Si on lit ce livre uniquement pour y voir l'histoire de deux voyageurs partis à la découverte du Nouveau Monde, des forêts profondes d'Amérique du Nord que le colonisateur Blanc n'a pas tout à fait fini de défricher et de soumettre, ce serait au risque de rater son intérêt scientifique.
Alexis de Tocqueville a été un des précurseurs de la sociologie, avec Emile Durkheim et Max Weber. Il avait décidé de prendre le bateau pour les Amériques afin d'y constater l'avancée de la civilisation européenne et surtout pour observer les différences entre les modes de vie des Américains et des Européens. Et il constate effectivement de nombreuses différences qu'il décrit avec précaution et précision.

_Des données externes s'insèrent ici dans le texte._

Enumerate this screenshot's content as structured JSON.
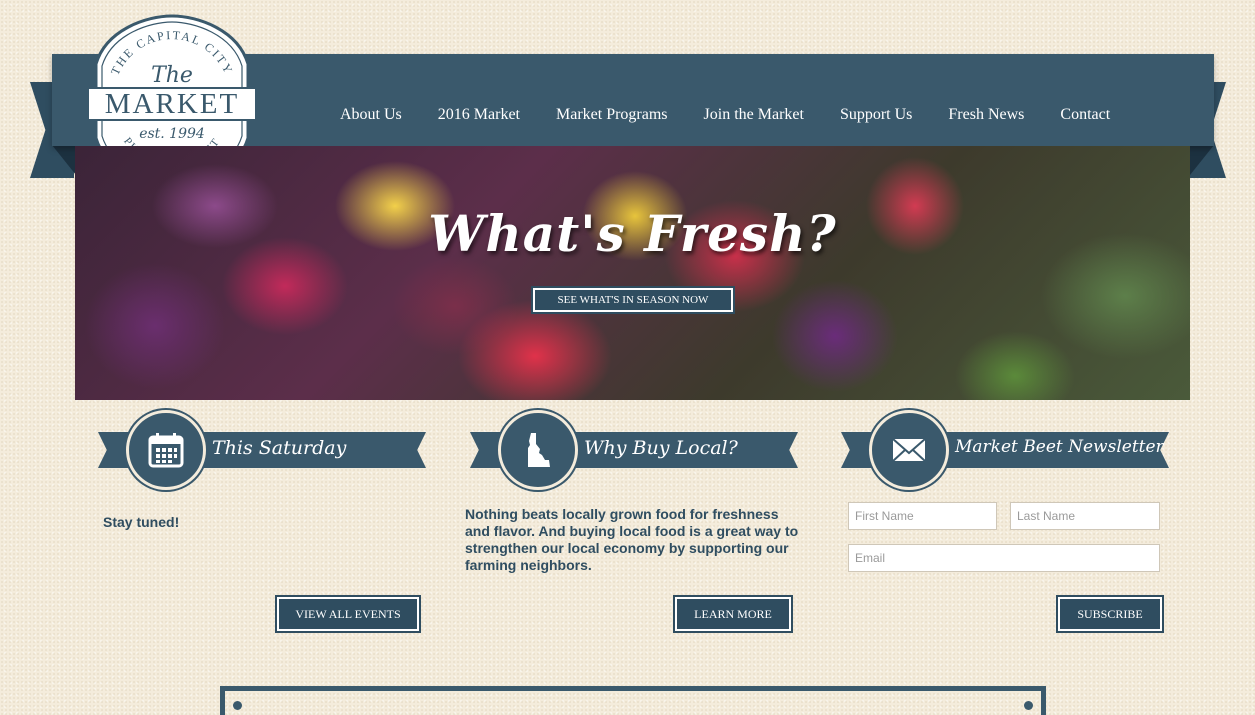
{
  "logo": {
    "top_arc": "THE CAPITAL CITY",
    "the": "The",
    "market": "MARKET",
    "est": "est. 1994",
    "bottom_arc": "PUBLIC MARKET"
  },
  "nav": {
    "items": [
      {
        "label": "About Us"
      },
      {
        "label": "2016 Market"
      },
      {
        "label": "Market Programs"
      },
      {
        "label": "Join the Market"
      },
      {
        "label": "Support Us"
      },
      {
        "label": "Fresh News"
      },
      {
        "label": "Contact"
      }
    ]
  },
  "hero": {
    "title": "What's Fresh?",
    "button": "SEE WHAT'S IN SEASON NOW"
  },
  "sections": {
    "saturday": {
      "title": "This Saturday",
      "text": "Stay tuned!",
      "button": "VIEW ALL EVENTS"
    },
    "local": {
      "title": "Why Buy Local?",
      "text": "Nothing beats locally grown food for freshness and flavor. And buying local food is a great way to strengthen our local economy by supporting our farming neighbors.",
      "button": "LEARN MORE"
    },
    "newsletter": {
      "title": "Market Beet Newsletter",
      "first_name_placeholder": "First Name",
      "last_name_placeholder": "Last Name",
      "email_placeholder": "Email",
      "button": "SUBSCRIBE"
    }
  },
  "colors": {
    "primary": "#3a596c",
    "background": "#f4ecdc",
    "text": "#2f4d60"
  }
}
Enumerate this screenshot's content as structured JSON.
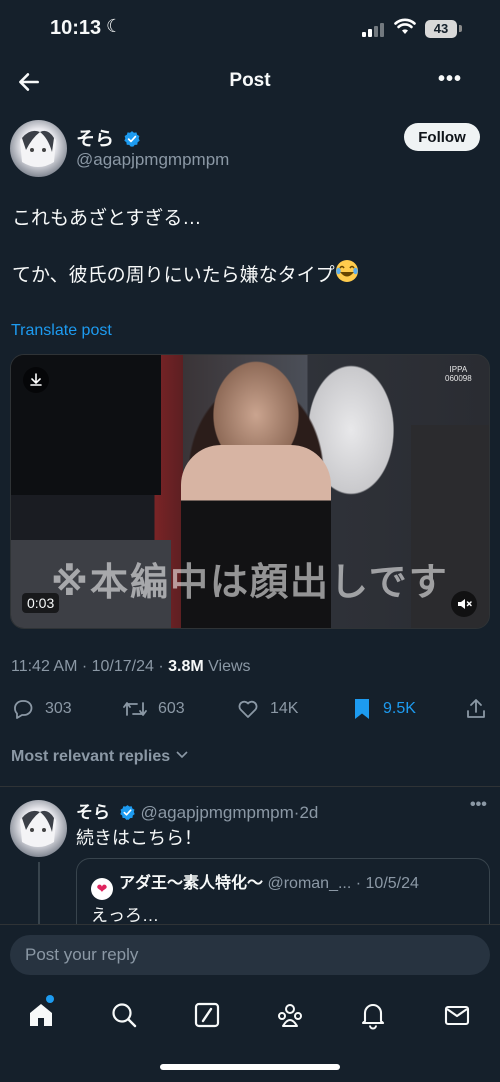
{
  "status_bar": {
    "time": "10:13",
    "battery": "43"
  },
  "header": {
    "title": "Post"
  },
  "author": {
    "display_name": "そら",
    "handle": "@agapjpmgmpmpm",
    "follow_label": "Follow"
  },
  "post": {
    "line1": "これもあざとすぎる…",
    "line2": "てか、彼氏の周りにいたら嫌なタイプ",
    "translate_label": "Translate post"
  },
  "media": {
    "subtitle_text": "※本編中は顔出しです",
    "duration": "0:03",
    "watermark_top": "IPPA",
    "watermark_bottom": "060098"
  },
  "meta": {
    "time": "11:42 AM · 10/17/24 · ",
    "views_count": "3.8M",
    "views_label": " Views"
  },
  "actions": {
    "replies": "303",
    "reposts": "603",
    "likes": "14K",
    "bookmarks": "9.5K"
  },
  "replies_filter": {
    "label": "Most relevant replies"
  },
  "reply": {
    "name": "そら",
    "handle": "@agapjpmgmpmpm",
    "age": "·2d",
    "text": "続きはこちら！",
    "quote": {
      "name": "アダ王〜素人特化〜",
      "handle": "@roman_...",
      "date": "· 10/5/24",
      "text": "えっろ…"
    }
  },
  "composer": {
    "placeholder": "Post your reply"
  },
  "colors": {
    "background": "#15202b",
    "accent": "#1d9bf0",
    "muted": "#8b98a5"
  },
  "tabbar": {
    "items": [
      "home-icon",
      "search-icon",
      "grok-icon",
      "communities-icon",
      "notifications-icon",
      "messages-icon"
    ]
  }
}
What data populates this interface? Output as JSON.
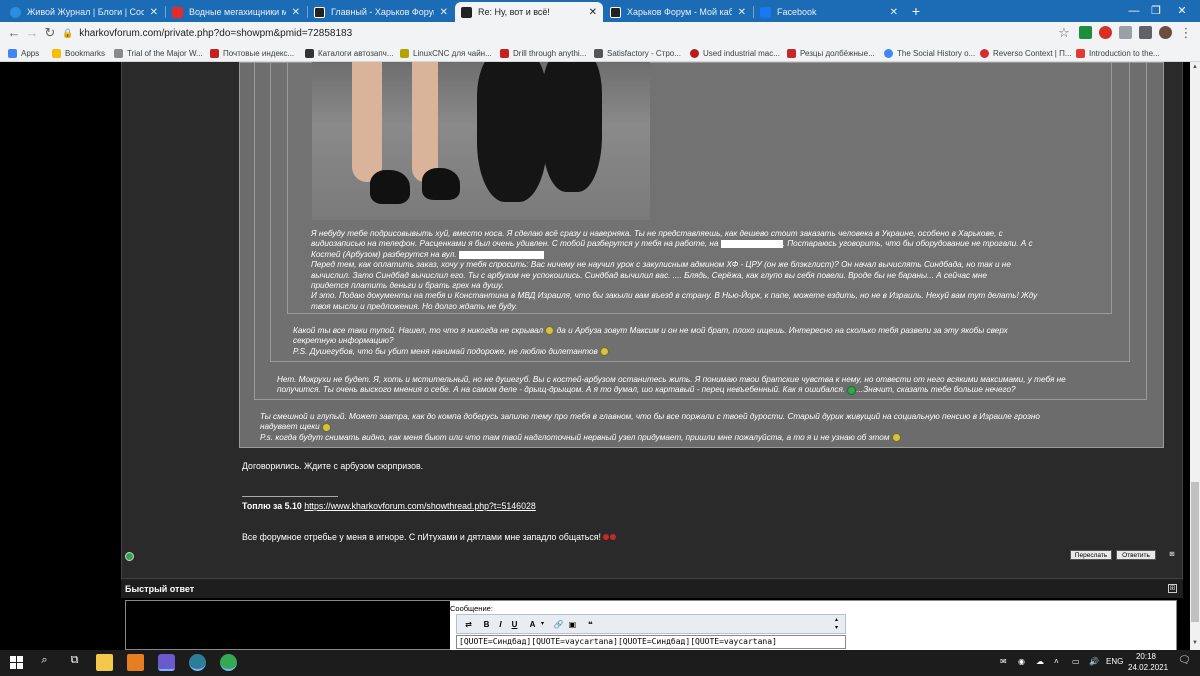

La méthode d'observation sur le terrain de Tocqueville est efficacement appuyée par sa quasi-absence de jugement de valeurs (il appelle occasionnellement les Amérindiens des "sauvages", mais n'oublions pas que ce livre a été écrit au XIXe siècle). Il nous permet de distinguer les Hommes et les terres de ce qui n'était encore qu'un embryon de Michigan avec une justesse telle qu'on les croirait illustrés sur la page d'à côté. De Tocqueville détaille au fond tout ce qui allait faire partie de l'imaginaire collectif quand on parle des Indiens, des hommes des forêts, des grands espaces et de la chasse dans les récits populaires de la conquête de l'Ouest.
L'esprit de la recherche sociologique s'est très grandement fondé sur les écrits d'Alexis de Tocqueville, et la justesse de ses descriptions et de son esprit scientifiques font indéniablement de ce récit un must have pour tous les sociologues en herbe, étudiants comme confirmés.